Cette recherche historique souffre toutefois des limites que l'auteur s'est imposées. En examinant le monde policier à travers ses seules archives et celles concernant les relations des organes entre eux, Emmanuel Droit escamote l'essentiel, à savoir le rôle joué par ces polices politiques à l'encontre des victimes. Celles-ci sont étrangement absentes du livre. Pourrait-on imaginer une étude sur la Gestapo faisant silence sur les exactions commises ? En s'en tenant aux liens institutionnels entretenus par ces polices avec le pouvoir et entre elles, sans donner à voir les conséquences pratiques sur les populations concernées, le sujet se désincarne. Pis, pour l'auteur, l'Internationale tchékiste ne semble avoir eu pour unique fonction que la lutte contre l'ennemi capitaliste.
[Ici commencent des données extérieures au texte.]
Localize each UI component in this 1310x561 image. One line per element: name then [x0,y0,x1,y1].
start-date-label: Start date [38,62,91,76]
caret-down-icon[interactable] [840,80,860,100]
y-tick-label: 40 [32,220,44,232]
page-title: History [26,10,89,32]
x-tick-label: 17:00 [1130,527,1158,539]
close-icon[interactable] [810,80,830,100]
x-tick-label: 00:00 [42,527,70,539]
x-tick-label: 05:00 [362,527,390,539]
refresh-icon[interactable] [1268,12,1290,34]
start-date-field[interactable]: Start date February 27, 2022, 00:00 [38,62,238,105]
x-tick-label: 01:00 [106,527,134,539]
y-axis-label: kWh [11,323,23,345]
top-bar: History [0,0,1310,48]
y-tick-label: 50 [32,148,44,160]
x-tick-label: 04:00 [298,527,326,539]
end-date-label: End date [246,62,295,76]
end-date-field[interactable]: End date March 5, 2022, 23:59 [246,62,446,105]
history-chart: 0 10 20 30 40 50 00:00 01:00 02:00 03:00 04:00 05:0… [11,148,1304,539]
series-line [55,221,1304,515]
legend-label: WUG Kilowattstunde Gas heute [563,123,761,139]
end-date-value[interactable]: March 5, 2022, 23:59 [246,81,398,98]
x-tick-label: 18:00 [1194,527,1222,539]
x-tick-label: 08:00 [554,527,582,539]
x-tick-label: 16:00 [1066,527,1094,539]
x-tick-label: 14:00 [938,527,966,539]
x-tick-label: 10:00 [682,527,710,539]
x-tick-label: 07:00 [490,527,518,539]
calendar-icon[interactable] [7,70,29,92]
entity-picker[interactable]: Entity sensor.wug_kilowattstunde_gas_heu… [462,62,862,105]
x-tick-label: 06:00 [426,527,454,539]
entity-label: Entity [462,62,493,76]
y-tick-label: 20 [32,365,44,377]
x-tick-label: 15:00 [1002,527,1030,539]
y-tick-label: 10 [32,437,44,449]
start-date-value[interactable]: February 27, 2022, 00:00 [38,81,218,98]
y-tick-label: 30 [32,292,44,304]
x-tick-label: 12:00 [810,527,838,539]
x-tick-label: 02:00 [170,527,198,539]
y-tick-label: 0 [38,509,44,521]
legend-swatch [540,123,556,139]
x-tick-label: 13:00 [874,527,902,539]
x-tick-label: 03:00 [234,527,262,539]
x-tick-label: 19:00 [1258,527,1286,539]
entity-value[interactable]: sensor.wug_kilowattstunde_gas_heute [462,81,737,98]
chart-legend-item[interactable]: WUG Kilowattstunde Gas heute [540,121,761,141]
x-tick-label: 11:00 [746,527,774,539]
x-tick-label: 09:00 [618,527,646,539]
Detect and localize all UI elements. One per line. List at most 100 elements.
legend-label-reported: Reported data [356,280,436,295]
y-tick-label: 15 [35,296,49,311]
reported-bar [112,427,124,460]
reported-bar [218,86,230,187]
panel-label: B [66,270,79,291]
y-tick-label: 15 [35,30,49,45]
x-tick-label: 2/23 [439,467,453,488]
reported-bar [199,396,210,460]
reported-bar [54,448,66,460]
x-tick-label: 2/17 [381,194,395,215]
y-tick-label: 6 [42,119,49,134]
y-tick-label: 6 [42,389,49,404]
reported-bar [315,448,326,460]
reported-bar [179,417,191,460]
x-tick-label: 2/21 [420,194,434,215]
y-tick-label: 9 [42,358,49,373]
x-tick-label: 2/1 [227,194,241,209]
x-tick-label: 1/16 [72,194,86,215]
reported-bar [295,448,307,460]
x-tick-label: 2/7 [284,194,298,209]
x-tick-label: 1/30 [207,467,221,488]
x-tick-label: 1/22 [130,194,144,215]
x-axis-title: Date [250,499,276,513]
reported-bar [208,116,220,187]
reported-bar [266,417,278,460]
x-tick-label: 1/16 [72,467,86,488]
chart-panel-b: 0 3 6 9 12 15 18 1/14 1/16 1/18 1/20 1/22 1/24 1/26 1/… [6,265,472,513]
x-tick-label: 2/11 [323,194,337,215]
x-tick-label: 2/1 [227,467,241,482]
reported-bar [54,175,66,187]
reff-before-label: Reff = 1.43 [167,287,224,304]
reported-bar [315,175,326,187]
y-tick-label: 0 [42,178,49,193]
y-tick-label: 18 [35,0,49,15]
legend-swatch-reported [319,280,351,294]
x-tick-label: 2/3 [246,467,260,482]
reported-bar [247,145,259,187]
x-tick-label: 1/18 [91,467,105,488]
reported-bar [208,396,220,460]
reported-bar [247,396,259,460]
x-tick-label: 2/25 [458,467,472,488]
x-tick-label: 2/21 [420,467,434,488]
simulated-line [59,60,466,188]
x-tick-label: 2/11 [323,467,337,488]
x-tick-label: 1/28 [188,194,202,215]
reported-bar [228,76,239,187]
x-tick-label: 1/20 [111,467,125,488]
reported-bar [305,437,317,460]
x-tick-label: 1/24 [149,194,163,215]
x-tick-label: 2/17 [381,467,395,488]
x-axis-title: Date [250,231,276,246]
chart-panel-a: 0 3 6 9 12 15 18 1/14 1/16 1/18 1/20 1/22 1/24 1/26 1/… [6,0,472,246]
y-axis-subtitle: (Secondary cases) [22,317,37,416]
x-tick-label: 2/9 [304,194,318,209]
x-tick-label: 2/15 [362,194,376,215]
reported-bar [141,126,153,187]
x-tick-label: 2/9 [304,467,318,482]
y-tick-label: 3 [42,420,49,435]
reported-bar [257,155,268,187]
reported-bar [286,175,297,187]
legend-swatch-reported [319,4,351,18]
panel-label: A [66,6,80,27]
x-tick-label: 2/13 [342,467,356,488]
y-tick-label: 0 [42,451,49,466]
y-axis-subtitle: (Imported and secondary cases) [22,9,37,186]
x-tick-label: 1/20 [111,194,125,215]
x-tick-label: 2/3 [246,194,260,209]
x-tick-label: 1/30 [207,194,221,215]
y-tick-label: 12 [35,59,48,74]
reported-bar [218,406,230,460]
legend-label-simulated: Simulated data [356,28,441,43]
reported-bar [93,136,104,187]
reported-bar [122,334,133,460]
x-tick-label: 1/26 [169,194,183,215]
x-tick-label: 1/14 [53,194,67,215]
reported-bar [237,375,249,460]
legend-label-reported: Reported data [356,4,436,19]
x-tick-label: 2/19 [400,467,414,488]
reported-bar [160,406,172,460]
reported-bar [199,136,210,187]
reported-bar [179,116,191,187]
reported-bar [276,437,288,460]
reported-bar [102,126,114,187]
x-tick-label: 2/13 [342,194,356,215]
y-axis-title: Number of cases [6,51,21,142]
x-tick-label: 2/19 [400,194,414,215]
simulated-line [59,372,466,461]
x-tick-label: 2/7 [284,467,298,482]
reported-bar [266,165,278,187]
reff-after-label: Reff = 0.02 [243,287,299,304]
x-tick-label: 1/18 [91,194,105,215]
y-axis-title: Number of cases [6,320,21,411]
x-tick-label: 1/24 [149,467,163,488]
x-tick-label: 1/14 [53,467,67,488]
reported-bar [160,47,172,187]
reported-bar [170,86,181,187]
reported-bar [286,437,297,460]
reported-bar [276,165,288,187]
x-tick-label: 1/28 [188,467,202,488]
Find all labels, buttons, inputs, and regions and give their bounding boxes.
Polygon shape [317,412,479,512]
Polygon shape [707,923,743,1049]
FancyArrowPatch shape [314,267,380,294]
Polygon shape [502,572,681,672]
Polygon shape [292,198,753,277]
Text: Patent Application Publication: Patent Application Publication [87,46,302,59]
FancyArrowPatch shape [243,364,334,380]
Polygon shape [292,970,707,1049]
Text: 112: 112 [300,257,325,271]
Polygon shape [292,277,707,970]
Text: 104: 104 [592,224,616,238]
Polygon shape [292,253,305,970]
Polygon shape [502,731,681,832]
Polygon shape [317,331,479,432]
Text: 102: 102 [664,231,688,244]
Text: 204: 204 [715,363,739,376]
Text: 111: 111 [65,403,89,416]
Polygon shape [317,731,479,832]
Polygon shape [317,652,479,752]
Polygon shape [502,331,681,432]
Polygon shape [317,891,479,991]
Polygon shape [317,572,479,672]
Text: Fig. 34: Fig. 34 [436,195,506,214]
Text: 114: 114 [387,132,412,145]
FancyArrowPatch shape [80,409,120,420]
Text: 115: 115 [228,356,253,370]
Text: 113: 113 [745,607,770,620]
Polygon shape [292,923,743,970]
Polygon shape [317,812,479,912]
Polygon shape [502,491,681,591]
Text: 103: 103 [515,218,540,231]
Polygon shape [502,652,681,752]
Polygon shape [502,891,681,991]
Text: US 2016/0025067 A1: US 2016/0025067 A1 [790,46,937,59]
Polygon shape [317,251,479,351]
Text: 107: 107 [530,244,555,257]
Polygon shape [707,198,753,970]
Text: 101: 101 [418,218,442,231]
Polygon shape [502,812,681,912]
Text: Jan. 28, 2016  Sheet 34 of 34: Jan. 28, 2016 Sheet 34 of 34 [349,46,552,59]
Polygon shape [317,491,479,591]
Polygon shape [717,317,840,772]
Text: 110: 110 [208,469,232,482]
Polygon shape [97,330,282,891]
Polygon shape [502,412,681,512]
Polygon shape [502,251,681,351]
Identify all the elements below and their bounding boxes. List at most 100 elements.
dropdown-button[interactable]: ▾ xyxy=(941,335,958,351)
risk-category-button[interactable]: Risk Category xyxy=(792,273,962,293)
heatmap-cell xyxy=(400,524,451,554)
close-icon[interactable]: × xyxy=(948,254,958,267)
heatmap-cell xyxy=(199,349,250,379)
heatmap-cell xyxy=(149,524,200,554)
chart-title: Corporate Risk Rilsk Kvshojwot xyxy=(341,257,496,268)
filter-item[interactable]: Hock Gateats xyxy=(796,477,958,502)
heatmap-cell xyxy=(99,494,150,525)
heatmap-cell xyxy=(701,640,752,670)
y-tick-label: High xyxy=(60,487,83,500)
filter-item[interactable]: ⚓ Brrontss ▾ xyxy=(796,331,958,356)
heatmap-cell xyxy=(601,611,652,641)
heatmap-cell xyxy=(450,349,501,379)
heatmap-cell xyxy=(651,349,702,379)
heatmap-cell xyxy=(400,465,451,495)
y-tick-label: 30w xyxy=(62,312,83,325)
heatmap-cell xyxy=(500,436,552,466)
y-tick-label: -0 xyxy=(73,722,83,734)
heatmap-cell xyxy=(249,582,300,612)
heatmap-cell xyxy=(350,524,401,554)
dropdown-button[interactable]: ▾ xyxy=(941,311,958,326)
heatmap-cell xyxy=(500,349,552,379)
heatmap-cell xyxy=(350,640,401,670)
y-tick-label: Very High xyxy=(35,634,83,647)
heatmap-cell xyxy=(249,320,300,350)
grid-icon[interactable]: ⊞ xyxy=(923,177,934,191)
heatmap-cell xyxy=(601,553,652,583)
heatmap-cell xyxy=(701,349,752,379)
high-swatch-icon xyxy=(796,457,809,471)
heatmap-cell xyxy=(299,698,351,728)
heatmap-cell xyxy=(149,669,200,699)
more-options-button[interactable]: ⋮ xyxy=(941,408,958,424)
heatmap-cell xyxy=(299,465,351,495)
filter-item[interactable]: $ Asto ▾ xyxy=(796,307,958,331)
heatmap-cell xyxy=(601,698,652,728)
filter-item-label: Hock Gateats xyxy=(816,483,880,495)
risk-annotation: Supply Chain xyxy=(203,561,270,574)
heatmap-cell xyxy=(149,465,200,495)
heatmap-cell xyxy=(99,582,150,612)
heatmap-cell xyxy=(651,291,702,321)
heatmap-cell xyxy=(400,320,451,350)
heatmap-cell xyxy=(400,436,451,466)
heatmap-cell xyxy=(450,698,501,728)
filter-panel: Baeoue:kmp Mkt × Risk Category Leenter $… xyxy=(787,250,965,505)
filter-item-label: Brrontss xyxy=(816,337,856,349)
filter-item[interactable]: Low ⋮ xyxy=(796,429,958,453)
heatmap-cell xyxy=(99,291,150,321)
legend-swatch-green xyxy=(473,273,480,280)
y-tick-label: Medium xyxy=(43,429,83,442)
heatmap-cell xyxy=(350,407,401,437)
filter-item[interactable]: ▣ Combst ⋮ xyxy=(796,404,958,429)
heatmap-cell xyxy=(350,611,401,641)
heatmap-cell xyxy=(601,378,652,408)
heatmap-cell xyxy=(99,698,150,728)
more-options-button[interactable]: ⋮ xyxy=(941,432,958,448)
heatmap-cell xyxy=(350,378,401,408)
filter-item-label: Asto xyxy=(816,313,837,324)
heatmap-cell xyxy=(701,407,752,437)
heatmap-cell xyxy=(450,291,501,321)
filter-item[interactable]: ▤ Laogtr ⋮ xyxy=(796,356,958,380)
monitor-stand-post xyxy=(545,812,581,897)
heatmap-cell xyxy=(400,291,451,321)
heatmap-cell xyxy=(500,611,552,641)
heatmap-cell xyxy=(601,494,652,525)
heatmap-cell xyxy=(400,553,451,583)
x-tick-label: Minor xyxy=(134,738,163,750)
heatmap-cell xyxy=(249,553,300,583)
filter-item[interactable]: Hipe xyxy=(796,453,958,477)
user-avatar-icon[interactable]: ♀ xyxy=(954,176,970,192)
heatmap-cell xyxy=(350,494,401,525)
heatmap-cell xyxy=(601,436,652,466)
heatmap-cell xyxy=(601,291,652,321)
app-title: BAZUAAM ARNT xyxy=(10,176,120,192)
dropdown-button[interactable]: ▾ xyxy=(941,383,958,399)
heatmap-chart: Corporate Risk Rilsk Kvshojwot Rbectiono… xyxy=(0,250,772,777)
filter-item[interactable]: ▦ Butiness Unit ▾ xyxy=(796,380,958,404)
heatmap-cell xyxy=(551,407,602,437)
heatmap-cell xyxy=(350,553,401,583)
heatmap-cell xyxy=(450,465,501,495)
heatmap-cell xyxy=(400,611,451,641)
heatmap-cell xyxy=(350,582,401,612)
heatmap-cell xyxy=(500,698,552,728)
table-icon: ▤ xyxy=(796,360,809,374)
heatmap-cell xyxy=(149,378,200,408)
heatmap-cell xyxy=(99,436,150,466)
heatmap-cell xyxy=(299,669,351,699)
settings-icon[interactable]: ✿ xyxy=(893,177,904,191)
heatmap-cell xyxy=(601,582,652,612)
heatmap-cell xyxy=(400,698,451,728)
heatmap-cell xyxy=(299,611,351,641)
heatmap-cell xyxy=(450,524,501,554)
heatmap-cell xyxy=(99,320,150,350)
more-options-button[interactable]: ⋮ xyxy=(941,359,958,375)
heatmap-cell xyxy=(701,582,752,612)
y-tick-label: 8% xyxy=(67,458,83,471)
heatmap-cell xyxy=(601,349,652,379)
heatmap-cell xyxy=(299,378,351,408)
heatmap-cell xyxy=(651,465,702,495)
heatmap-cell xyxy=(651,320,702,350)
Ne tombe-t-il pas dans le piège de ces archives qui, justement, s'autoglorifient de dresser le meilleur rempart face aux agressions extérieures ? Le prisme choisi lui fait même regretter que les populations victimes restent parfois animées d'un esprit de revanche à l'encontre de ces tchékistes depuis l'effondrement de ces régimes. Encore une fois, raisonnerait-il de même à propos de la police politique nazie ? On peut encore regretter qu'en conclusion l'auteur n'aborde pas la question de la reconversion d'une bonne partie des tchékistes dans les affaires, et des services qu'ils rendent aux pouvoirs corrompus qui ont fleuri derrière l'ancien Rideau de fer. Ces manques limitent l'intérêt de l'étude sur ce sujet pourtant novateur.